Search code examples
mysqlmongodbjoinanalyticshbase

JOINs across MySQL and MongoDB/HBase for analytics data


We are looking to build an internal real-time analytics system using MongoDB or HBase (other options possible, but these are the two we are looking at right now.) We picked these two because:

  • We will be recording a huge number of events, and want to be able to horizontally and vertically scale.
  • We will get "long tail" requests - for example, "give me the metrics for this item three years ago" - and hence need to do real-time queries over a large range, whether time or other values.

We have tried to use MySQL for the analytics tables, but the tables get large really fast and we don't want our analytics tables to be a "dead weight" on the rest of our MySQL system. (I am open to advice on using MySQL or other solutions for analytics tables if anyone has insight.)

So, the question is: we will often have to do real-time lookups and JOINs across both our analytics data store and MongoDB/Hbase. For instance, we will be storing the "id" of a table in analytics, but for any request, we will have to "join" it against, say, the "title" and "content" fields of a "content" table in MySQL.

Is there any way to do JOINs across MongoDB/HBase and MySQL, or is this something we would have to custom-build into our application? And if we build it in the application, how would we deal with custom JOINs on large data sets across MySQL and MongoDB/HBase?


Solution

  • Is there any way to do JOINs across MongoDB/HBase and MySQL...

    MongoDB has absolutely zero support for JOINs. You would basically have to build your own join system if you use MongoDB

    HBase is build over top of Hadoop and, in theory, some JOIN-like syntax is possible.

    However, joining between MySQL and HBase is almost certainly custom code.

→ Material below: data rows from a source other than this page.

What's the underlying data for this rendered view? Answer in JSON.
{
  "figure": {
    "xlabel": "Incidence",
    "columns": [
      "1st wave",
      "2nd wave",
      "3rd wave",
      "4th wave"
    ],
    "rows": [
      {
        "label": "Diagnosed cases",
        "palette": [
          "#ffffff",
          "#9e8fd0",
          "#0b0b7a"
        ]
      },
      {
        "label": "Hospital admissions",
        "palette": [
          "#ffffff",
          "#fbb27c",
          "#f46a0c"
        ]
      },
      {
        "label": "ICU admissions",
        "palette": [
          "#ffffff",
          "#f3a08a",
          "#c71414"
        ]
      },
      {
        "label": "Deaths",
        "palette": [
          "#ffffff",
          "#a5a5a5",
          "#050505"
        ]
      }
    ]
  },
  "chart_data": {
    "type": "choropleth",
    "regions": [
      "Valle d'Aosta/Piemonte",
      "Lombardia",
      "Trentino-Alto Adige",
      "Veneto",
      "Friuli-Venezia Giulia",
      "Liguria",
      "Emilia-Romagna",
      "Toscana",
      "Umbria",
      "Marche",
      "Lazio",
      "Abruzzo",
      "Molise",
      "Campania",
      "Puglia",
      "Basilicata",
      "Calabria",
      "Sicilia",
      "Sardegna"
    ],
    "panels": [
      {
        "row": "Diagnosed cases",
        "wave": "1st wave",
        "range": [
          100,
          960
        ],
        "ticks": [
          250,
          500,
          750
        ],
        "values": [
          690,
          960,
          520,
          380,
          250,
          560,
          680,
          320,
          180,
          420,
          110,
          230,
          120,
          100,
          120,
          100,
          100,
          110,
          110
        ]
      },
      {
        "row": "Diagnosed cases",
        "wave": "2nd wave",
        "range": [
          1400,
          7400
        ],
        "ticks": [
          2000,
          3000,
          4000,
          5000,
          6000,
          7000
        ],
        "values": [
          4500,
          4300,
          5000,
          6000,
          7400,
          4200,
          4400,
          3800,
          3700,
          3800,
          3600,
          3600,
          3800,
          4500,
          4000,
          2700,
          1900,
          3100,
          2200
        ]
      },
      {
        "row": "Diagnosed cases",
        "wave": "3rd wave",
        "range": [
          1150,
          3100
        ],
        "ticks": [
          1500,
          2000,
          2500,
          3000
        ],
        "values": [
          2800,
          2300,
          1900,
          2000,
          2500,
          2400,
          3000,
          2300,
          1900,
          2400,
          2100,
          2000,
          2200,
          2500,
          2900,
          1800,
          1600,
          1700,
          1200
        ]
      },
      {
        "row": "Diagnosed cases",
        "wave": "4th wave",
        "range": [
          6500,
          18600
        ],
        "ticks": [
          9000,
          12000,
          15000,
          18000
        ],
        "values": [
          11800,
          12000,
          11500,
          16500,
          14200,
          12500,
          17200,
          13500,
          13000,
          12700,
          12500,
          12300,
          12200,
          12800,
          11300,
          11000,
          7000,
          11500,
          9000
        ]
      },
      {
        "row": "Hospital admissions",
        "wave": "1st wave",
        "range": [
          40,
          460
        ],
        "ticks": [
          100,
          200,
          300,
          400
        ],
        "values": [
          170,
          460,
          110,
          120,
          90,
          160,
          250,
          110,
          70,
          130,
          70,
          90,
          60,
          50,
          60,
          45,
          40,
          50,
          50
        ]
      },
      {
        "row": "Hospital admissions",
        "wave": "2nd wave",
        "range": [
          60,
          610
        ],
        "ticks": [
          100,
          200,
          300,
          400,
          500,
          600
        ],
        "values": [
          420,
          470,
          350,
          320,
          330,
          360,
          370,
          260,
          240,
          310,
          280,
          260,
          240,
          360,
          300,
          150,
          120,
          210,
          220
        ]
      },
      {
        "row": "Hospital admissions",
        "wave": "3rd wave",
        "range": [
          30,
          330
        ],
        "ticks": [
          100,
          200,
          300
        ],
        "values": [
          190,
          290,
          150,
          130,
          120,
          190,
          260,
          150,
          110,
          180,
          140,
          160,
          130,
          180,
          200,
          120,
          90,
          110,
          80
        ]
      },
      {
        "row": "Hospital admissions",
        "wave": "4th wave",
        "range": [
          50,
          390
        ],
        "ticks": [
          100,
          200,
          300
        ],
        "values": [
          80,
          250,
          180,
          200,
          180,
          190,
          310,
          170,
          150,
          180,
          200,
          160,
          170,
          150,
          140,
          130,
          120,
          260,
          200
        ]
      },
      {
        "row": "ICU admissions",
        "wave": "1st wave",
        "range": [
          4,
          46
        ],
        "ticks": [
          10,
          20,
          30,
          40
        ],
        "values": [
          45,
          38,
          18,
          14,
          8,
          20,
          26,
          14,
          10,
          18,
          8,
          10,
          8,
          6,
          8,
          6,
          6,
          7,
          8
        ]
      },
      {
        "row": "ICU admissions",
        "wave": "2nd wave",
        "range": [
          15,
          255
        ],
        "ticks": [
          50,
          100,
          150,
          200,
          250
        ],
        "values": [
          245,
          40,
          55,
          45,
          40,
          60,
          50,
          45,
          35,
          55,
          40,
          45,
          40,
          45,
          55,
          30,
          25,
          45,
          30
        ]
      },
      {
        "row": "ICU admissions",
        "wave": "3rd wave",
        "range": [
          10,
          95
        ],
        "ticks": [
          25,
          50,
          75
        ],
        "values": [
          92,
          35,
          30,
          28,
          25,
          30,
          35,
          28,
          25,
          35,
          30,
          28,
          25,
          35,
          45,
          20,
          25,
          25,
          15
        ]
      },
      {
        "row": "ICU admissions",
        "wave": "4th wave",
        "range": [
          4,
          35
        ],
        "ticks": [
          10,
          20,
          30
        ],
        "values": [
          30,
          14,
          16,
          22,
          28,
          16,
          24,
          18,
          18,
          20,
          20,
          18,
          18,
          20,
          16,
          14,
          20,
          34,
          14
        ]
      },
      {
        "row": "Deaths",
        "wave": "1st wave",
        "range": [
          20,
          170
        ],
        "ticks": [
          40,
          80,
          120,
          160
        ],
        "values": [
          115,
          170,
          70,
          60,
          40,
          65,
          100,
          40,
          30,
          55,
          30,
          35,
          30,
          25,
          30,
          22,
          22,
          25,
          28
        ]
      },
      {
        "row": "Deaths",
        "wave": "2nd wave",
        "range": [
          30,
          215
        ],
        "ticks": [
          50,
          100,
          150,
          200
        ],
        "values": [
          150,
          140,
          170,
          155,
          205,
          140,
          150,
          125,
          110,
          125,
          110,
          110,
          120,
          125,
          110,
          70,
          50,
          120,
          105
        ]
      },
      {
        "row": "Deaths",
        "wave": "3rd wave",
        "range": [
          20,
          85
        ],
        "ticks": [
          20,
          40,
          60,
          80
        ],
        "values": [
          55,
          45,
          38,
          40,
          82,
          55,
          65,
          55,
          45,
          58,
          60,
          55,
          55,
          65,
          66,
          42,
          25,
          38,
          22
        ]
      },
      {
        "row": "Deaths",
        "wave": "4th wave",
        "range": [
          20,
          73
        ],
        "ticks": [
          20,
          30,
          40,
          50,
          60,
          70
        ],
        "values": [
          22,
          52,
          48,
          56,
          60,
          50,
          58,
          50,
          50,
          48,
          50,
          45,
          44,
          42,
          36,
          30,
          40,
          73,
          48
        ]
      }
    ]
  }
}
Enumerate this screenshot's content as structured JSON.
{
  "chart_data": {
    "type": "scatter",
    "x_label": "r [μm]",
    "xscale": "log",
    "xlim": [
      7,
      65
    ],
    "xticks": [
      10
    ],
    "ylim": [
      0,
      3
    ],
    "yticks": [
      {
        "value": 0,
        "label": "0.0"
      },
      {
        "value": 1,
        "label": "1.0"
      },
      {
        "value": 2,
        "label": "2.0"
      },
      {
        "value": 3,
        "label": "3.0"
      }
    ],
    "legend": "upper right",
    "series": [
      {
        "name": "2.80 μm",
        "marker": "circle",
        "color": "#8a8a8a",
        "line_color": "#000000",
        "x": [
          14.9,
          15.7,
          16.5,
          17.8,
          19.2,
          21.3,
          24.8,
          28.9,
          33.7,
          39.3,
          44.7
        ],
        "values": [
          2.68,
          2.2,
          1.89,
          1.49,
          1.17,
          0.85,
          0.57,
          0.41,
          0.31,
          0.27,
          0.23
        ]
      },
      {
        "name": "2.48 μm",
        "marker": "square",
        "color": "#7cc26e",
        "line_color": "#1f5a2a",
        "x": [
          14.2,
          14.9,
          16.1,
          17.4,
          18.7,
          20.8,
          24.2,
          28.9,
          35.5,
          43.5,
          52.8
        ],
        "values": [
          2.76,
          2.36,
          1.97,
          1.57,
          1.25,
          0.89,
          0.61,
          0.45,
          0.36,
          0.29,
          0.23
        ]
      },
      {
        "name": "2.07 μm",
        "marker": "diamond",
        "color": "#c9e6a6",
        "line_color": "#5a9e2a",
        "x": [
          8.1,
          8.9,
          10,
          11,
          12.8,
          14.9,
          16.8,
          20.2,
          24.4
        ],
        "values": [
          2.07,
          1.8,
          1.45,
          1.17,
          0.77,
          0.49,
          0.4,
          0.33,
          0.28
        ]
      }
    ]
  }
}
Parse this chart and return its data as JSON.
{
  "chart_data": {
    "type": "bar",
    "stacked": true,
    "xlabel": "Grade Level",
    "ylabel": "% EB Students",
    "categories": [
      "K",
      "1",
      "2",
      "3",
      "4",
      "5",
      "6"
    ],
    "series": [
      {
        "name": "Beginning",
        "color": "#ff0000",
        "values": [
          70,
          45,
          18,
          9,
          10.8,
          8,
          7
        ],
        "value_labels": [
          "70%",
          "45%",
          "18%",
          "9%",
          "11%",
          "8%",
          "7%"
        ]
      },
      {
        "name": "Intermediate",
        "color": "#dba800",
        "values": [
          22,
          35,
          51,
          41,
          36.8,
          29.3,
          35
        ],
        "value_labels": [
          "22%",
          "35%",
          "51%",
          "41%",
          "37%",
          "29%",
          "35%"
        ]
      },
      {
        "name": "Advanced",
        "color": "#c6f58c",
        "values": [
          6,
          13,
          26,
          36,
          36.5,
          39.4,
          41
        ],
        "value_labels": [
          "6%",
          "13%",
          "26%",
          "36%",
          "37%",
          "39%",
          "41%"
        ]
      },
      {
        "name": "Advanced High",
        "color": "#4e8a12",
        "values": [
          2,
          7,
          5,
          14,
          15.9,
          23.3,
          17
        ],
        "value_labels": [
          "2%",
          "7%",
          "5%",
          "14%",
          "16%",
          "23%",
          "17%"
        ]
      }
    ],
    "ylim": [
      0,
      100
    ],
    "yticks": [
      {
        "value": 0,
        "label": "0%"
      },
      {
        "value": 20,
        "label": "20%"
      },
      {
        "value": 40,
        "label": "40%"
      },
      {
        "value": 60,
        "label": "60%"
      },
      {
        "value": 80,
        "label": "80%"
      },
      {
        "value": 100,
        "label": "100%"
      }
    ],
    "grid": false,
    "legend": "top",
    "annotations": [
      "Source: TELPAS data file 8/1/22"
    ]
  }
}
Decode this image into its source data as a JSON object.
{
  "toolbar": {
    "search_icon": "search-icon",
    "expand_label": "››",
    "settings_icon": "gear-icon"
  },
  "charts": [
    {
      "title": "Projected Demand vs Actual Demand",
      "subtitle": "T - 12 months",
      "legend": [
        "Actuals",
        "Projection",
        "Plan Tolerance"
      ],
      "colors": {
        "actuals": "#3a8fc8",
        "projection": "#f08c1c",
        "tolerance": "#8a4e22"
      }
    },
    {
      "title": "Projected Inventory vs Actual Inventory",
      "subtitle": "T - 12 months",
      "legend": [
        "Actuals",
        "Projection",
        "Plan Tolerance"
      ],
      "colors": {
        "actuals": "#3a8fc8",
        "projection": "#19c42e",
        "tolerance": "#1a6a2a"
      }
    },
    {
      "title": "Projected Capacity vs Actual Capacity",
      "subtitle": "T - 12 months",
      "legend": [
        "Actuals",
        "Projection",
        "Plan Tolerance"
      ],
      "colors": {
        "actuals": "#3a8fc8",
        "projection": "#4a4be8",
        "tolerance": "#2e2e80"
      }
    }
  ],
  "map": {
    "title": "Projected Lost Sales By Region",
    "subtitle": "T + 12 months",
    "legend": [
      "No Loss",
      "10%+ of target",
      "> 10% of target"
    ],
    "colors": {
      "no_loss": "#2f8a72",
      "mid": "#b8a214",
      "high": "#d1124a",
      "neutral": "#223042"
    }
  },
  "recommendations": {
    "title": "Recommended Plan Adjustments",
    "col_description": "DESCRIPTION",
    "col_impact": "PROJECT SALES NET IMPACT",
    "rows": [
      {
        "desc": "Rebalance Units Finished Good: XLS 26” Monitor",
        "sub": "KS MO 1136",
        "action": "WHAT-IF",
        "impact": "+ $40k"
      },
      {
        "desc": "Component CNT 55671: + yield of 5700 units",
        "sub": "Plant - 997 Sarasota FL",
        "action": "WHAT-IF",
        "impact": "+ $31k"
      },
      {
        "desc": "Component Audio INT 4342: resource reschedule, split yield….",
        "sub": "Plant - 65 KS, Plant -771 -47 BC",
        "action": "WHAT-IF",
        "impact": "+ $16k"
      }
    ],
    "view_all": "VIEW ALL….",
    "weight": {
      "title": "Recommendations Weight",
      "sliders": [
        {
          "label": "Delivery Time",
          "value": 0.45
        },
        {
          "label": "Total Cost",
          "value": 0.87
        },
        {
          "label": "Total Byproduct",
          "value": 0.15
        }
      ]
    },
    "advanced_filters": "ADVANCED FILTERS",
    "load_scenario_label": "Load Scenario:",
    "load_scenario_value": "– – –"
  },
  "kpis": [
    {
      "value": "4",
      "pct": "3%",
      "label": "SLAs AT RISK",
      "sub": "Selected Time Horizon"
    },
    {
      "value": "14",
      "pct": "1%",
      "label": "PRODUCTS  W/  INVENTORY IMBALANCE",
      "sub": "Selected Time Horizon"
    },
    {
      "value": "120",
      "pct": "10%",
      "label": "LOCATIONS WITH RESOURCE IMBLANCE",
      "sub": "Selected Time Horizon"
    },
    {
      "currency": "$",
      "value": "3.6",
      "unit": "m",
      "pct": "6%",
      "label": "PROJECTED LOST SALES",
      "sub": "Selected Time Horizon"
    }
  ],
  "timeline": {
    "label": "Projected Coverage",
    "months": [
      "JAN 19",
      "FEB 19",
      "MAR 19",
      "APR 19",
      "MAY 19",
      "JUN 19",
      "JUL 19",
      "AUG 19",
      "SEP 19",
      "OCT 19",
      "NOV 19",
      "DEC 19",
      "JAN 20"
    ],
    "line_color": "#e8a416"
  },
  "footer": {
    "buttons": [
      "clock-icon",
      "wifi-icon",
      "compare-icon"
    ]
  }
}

You may want to consider copying the MySQL data into HBase.

    ... need to do real-time queries over a large range... "give me the metrics for this item three years ago"

    Recognize that this is going to be a tremendous challenge and that you are unlikely to find anything "out of the box" that does this for you.

    You will need to be very judicious about the term "real-time". It sounds like you want "relatively responsive queries" rather than "real-time queries". You will have to scope "relatively responsive" as this will massively affect both the cost and the products you use.